Gosto de Alexander Knox (primeiro papel em Hollywood). Gosto de lhe chamar Van Der Weyden, porque se o nome "even sounds like a preacher's name", também se parece com o doador do Juízo Final de Beaune. Curtiz, ao inventar Garfield (personagem inexistente no livro), roubou-lhe boa parte do protagonismo que tem no romance. Mas a sequência no camarote do capitão e a sequência da morte são as mais poderosas do filme. E, se o personagem ilustra o tema do sacrificado sublime, tão caro ao Hollywood dos "forties", prenunciando o Paul Henreid de Casablanca do mesmo Curtiz, morre com um "truque" e só vence graças a esse truque, dando razão "in extremis" ao inimigo.

Gosto de John Garfield, inventado da cabeça aos pés para ser o "herói positivo" em história tão tortuosa. Único personagem presente do princípio ao fim, é o único que não tem psicologia mas apenas tensão. E nela, magnífico é, rebelde com causa, no primeiro dos seus grandes papéis do género, tão, tão bonito, tão, tão rapaz da rua.

Por Edward G. Robinson, já não é só amor, é paixão. Herdeiro do Capitão Nemo, do Capitão Ahab de Moby Dick e sobrinho do Lúcifer de Milton, tem a grandeza e a beleza do príncipe das luzes infernais, rei das névoas, por elas conduzido à cegueira fatal, como Tirésias ou como Édipo nas tragédias gregas. E, se livro e filme se escreveram e fizeram para ajustar contas com super-homens nietzchianos como ele, a suprema ambiguidade é o fascínio com que Rossen e Curtiz o olharam, fascínio que a composição de Robinson (o andar, o olhar, o dizer) levam ao superlativo absoluto mais complexo.

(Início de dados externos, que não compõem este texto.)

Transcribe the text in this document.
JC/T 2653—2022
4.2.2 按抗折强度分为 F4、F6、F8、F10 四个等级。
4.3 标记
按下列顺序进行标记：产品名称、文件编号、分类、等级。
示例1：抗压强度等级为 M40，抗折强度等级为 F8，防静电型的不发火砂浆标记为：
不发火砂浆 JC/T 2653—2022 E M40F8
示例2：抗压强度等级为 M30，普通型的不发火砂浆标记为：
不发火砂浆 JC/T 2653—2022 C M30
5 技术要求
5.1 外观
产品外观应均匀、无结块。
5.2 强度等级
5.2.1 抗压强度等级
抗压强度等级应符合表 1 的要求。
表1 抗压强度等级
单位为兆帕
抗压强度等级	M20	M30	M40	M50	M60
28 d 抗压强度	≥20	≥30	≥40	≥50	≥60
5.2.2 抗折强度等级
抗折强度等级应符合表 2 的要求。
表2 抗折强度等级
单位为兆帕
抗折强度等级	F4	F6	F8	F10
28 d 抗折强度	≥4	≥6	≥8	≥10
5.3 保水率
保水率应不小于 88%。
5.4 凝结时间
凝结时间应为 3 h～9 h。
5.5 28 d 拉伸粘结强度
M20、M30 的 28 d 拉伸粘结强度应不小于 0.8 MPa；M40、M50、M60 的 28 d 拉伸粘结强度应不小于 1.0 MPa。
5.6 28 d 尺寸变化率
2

No livro, onde Van Weyden é o narrador, este nota no seu diário: "I must say I was fascinated by the perfect lines of Wolf Larsen's figure, and by what I may term the terrible beauty of it." E, mais adiante, sem ilusões sobre o "barbaric devil" fala de "all the softness and tenderness, almost womanly (sublinhado meu) of his face and form". Edward G. Robinson, seguramente um dos dois ou três maiores actores do século, deu-nos isso tudo.

5 Por isso, é lógico que acabe com a sequência do camarote, quando surpreende Van Weyden surpreendidíssimo com a biblioteca dele (Shakespeare, Tennyson, Poe, De Quincey, Cervantes, Milton e também Tyndel, Proctor, Spencer, Darwin e Nietzsche).

O Paradise Lost está sublinhado na passagem que começa "There at least / We shall be free" e termina na sua citação favorita: "Better to reign in Hell than serve in Heaven". Depois, Wolf interroga-se sobre se não teria sido melhor nunca ter lido livros, saúda o talento literário de Van Weyden e enfia-lhe um soco no estômago para o educar, quando o outro o trata por Larsen e não por Sir. E, a pouco e pouco, entra numa espécie de acordada "rêverie", em que desfila o seu passado. "Parece-me que se está a justificar", observa-lhe o escritor. "My strength justifies me, Mr. Van Weyden", corta cerce. E é única vez que chama Mr. ao seu eventual biógrafo.

Ainda nessa sequência diz que escolherá a própria morte como escolheu a vida. Até nisso não se enganou. Daí o júbilo final, quando percebe que não falhou o alvo. É a rima perfeita para o seu primeiro diálogo, quando lhe morre o imediato: "My mate is dead. You dirty, drunken sot... you died too easy". Pouco depois, aquele grande plano e o modo como pergunta Man? respondendo ao comentário de VanWeyden. "There's not a man any longer... that's just a lump of rum-soaked flesh".

À volta, as névoas, os mastros, o convés. Tudo o que vimos estilizado no genérico, tudo o que ouvimos na pasmosa partitura de Korngold. E o oceano, dito Pacífico, e que nunca vemos ou nunca vemos bem.

Quem foi que inventou a expressão "lobo do mar"? Para mim, depois deste filme, o homem chamou-se Michael Curtiz. Autor ou realizador desta prodigiosa variação sobre o Ricardo III de Shakespeare, sem coroa nem cavalo, mas reinando, absoluto, sobre névoas e escunas, levando consigo para o fundo dos mares a efémera vitória da moral do seu antagonista.

Ide, vede e ouvide a grande epopeia trágica de Wolf Larsen, elo essencial de uma cadeia enorme que finalmente nos ressurge dos abismos, como aqueles bronzes gregos que os pescadores de águas fundas confundiram com afogados ou fundiram com fantasmas.

in "Os filmes que nos vêem/os olhos que nos filmam", «O Independente», 18 de Agosto de 2000, pp. 67 e 68.